What you did manage to convey was the utter silliness that NCIS is.
oh, this is MARVELLOUS. through utter serendipity I’ve just spent this weekend watching NCIS S1 in its entirety, and this is the most wonderful cap to that - the characterisation on both sides is fantastic, and Sheppard dealing with his Marines made me flail madly, because I can see that so clearly. the part where he got to “During my leave” and I could just see the Marines crumpling up before my eyes had me giggling like crazy - I’m not sure if you’d know the reference or not, but it reminded me very much of Miles Vorkosigan dealing with his wayward techs in “Brothers in Arms” in tone - and pretty much seemed note-perfect.

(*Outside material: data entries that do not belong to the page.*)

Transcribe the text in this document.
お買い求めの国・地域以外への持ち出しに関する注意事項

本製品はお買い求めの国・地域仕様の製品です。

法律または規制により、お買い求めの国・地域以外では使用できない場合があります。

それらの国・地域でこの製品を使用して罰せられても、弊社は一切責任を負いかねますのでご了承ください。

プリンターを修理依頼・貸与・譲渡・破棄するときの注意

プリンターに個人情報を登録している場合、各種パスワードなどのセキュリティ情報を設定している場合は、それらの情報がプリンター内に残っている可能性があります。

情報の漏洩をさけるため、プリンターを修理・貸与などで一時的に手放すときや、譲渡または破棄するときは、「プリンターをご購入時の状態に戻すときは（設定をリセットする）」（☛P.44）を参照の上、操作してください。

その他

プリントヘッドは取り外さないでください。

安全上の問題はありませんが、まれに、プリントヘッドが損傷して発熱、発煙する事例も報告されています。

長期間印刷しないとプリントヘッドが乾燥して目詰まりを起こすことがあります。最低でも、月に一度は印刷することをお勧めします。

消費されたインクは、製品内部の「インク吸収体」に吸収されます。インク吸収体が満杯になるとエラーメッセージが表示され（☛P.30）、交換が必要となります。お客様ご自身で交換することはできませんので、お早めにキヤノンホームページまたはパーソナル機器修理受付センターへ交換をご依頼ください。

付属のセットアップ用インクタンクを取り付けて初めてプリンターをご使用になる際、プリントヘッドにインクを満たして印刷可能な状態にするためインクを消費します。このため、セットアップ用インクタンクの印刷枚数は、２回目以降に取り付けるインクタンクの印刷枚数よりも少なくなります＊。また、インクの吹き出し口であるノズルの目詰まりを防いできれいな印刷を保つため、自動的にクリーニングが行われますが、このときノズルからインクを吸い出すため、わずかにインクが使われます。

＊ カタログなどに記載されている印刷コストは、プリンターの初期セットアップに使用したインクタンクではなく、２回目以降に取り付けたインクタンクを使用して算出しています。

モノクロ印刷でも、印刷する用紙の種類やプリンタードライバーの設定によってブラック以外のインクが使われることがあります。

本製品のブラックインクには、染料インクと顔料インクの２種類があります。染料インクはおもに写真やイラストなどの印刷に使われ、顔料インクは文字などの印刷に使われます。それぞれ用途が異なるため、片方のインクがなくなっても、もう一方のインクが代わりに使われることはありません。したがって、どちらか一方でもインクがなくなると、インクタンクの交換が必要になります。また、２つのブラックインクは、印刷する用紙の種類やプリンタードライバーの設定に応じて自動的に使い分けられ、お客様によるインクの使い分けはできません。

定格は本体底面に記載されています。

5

thank you so, SO much for sharing this.
*is running in demented circles with glee*
Oh, awesome. Best start of a Monday morning ever. Thank you!
I am SO happy to see this. Two of my favorite shows, together at last! Yay! And so well written. I couldn’t keep the big dopey grin off my face the entire time I was reading. Thank you!
*falls down giggling* Oh, you made my day! I love both shows and this just got all the characters spot on.
*glances around* of course, now my mom is looking at me weirdly about why I am giggling
Oh my, why did I not think of this before? Gibbs and Sheppard would HATE EACH OTHER INSTANTLY!
Lovely!
*loves you*
He’s loose in the shoulders and unconcerned, and Gibbs thinks that if he had to call this guy his CO, he might die a little on the inside.